In rural Guatemala, traditional midwives emphasise the application of heat in the postpartum period. New mothers are instructed to use heated water to preserve their warmth; they might take a sweat bath, a sitz bath or an herbal bath, according to region. Guatemalans believe that a hot bath increases the flow of milk, ‘lowers’ the milk into the breasts and prevents breast milk from becoming ‘cold’.
According to the Chinese custom of zuo yue zi (‘doing the month’), the new mother should not go out into the sunshine, walk about, read, cry, bathe, wash her hair, touch cold water or engage in sexual intercourse. After giving birth, the mother is expected to be kept warm and to be protected from ‘the wind’.
In Mayan Indian culture in Yucatan, Mexico, in the first week following childbirth, the Mayan mother and infant are considered ‘hot’ and must remain secluded in the house to protect them from ‘cold’ evil wind. Among Mexican Americans, the postpartum preference for a warm environment may restrict full bathing or hair washing for up to 40 days after giving birth.

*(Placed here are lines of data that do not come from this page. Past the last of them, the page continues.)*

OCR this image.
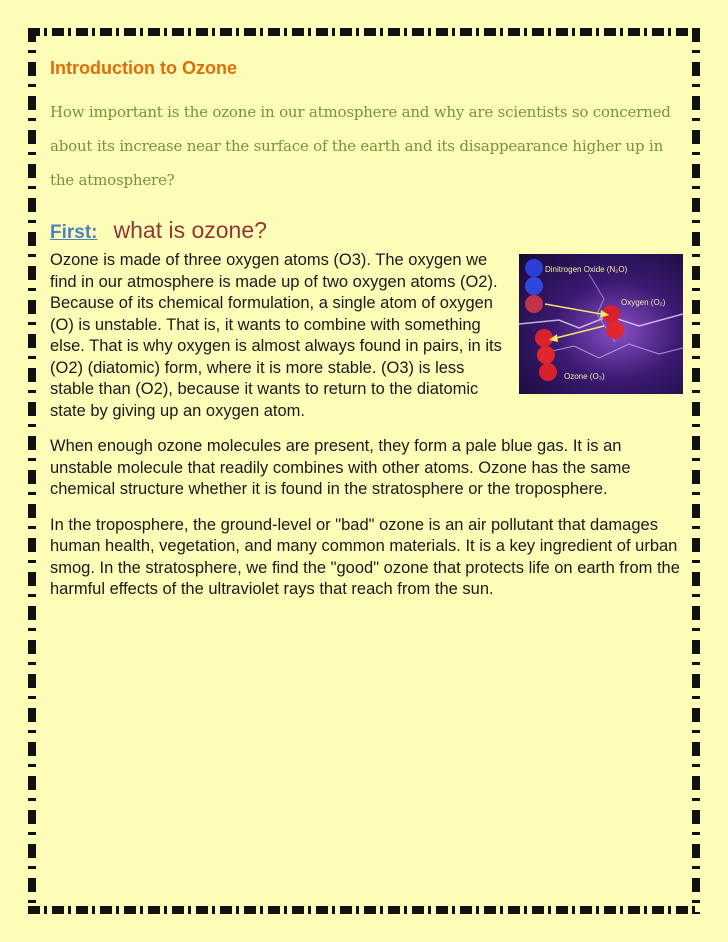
Introduction to Ozone
How important is the ozone in our atmosphere and why are scientists so concerned about its increase near the surface of the earth and its disappearance higher up in the atmosphere?
First: what is ozone?
Dinitrogen Oxide (N₂O)
Oxygen (O₂)
Ozone (O₃)

Ozone is made of three oxygen atoms (O3). The oxygen we find in our atmosphere is made up of two oxygen atoms (O2). Because of its chemical formulation, a single atom of oxygen (O) is unstable. That is, it wants to combine with something else. That is why oxygen is almost always found in pairs, in its (O2) (diatomic) form, where it is more stable. (O3) is less stable than (O2), because it wants to return to the diatomic state by giving up an oxygen atom.

When enough ozone molecules are present, they form a pale blue gas. It is an unstable molecule that readily combines with other atoms. Ozone has the same chemical structure whether it is found in the stratosphere or the troposphere.

In the troposphere, the ground-level or "bad" ozone is an air pollutant that damages human health, vegetation, and many common materials. It is a key ingredient of urban smog. In the stratosphere, we find the "good" ozone that protects life on earth from the harmful effects of the ultraviolet rays that reach from the sun.
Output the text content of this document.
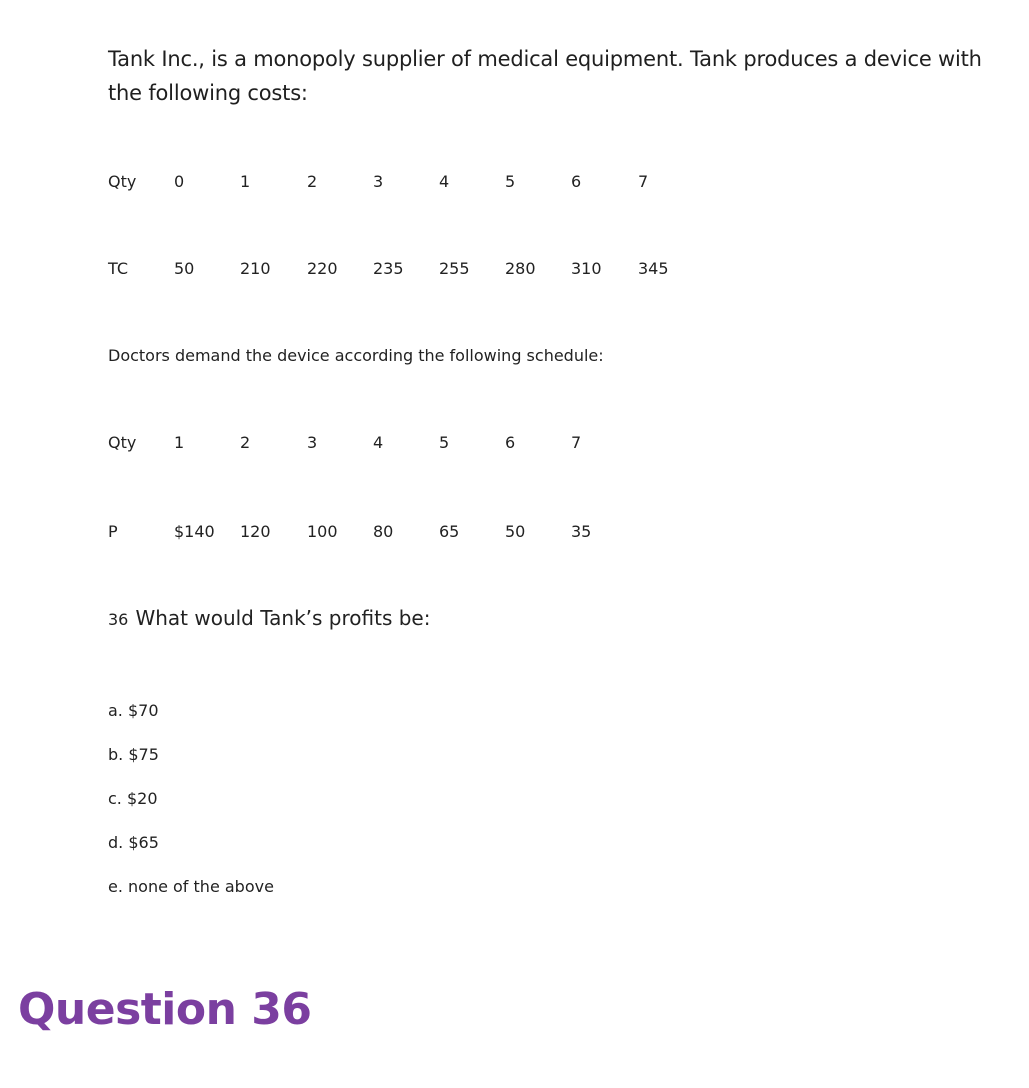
Tank Inc., is a monopoly supplier of medical equipment. Tank produces a device with the following costs:
Qty 0	1	2	3	4	5	6	7
TC	50	210 220 235 255 280 310 345
Doctors demand the device according the following schedule:
Qty 1	2	3	4	5	6	7
P	$140 120 100 80	65	50	35
36 What would Tank’s profits be:
a. $70
b. $75
c. $20
d. $65
e. none of the above
Question 36
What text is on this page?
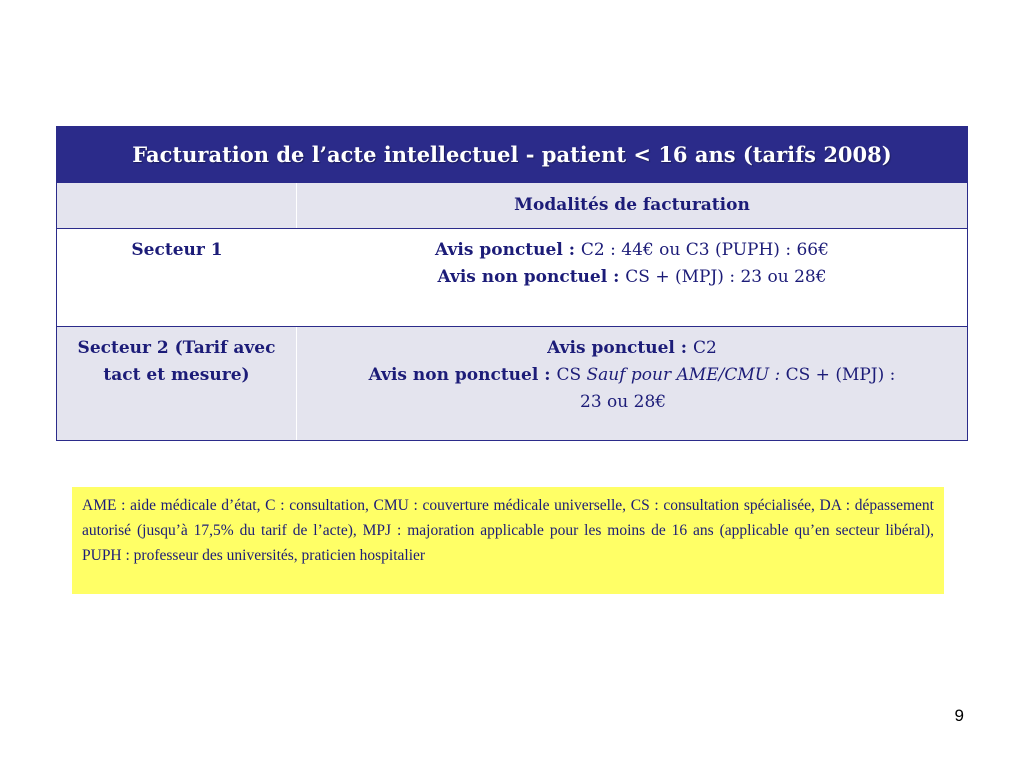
Facturation de l’acte intellectuel - patient < 16 ans (tarifs 2008)
Modalités de facturation
Secteur 1	Avis ponctuel : C2 : 44€ ou C3 (PUPH) : 66€
Avis non ponctuel : CS + (MPJ) : 23 ou 28€
Secteur 2 (Tarif avec tact et mesure)
Avis ponctuel : C2
Avis non ponctuel : CS Sauf pour AME/CMU : CS + (MPJ) :
23 ou 28€
AME : aide médicale d’état, C : consultation, CMU : couverture médicale universelle, CS : consultation spécialisée, DA : dépassement autorisé (jusqu’à 17,5% du tarif de l’acte), MPJ : majoration applicable pour les moins de 16 ans (applicable qu’en secteur libéral), PUPH : professeur des universités, praticien hospitalier
9
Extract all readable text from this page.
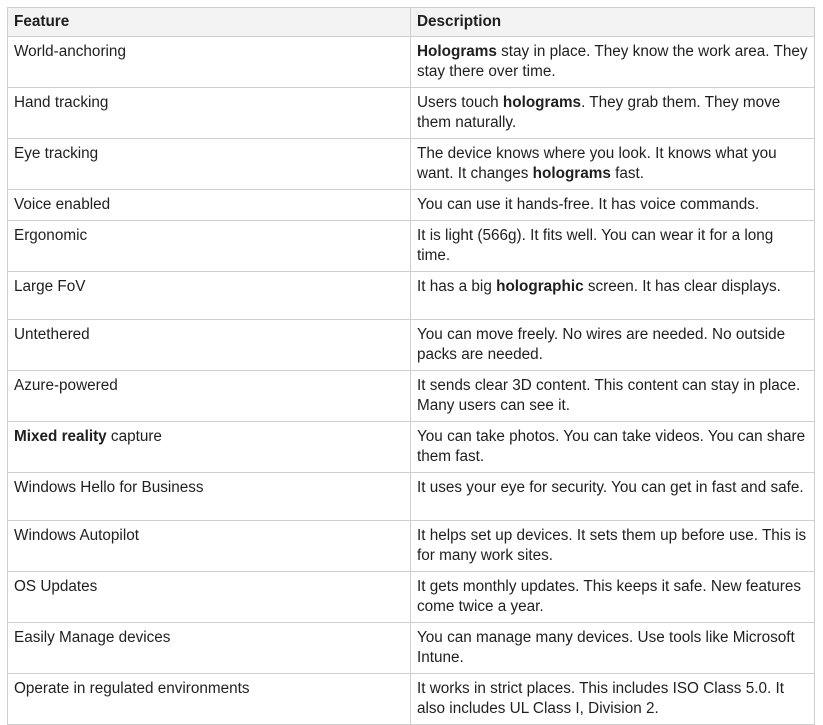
Feature	Description
World-anchoring	Holograms stay in place. They know the work area. They stay there over time.
Hand tracking	Users touch holograms. They grab them. They move them naturally.
Eye tracking	The device knows where you look. It knows what you want. It changes holograms fast.
Voice enabled	You can use it hands-free. It has voice commands.
Ergonomic	It is light (566g). It fits well. You can wear it for a long time.
Large FoV	It has a big holographic screen. It has clear displays.
Untethered	You can move freely. No wires are needed. No outside packs are needed.
Azure-powered	It sends clear 3D content. This content can stay in place. Many users can see it.
Mixed reality capture	You can take photos. You can take videos. You can share them fast.
Windows Hello for Business	It uses your eye for security. You can get in fast and safe.
Windows Autopilot	It helps set up devices. It sets them up before use. This is for many work sites.
OS Updates	It gets monthly updates. This keeps it safe. New features come twice a year.
Easily Manage devices	You can manage many devices. Use tools like Microsoft Intune.
Operate in regulated environments	It works in strict places. This includes ISO Class 5.0. It also includes UL Class I, Division 2.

In India, postpartum confinement typically lasts up to 40 days. This seclusion is to protect the new mother and her infant not only from evil spirits, but also from exposure to illness, because both are considered to be in a vulnerable state after birth.
In the Middle East, resting 40 days after having a baby is customary in Jordan, Lebanon, Egypt and Palestine. During this 40-day period, someone comes to the house or stays with the new mother to take care of the baby, the house and the other children, so that all new mothers have to do is rest.
When assimilating the historical diversity of the cultural beliefs of our modern society, today’s obstetrician, with the wealth of current research and advancements in health provision, can easily draw parallels to the associated causes of morbidity and mortality in the postpartum period to the practices of the past which have led to those beliefs, which have become ingrained in certain cultures without questioning the fundamental reasons behind them. Our recognition and understanding of it, however, may help us in bridging that chasm.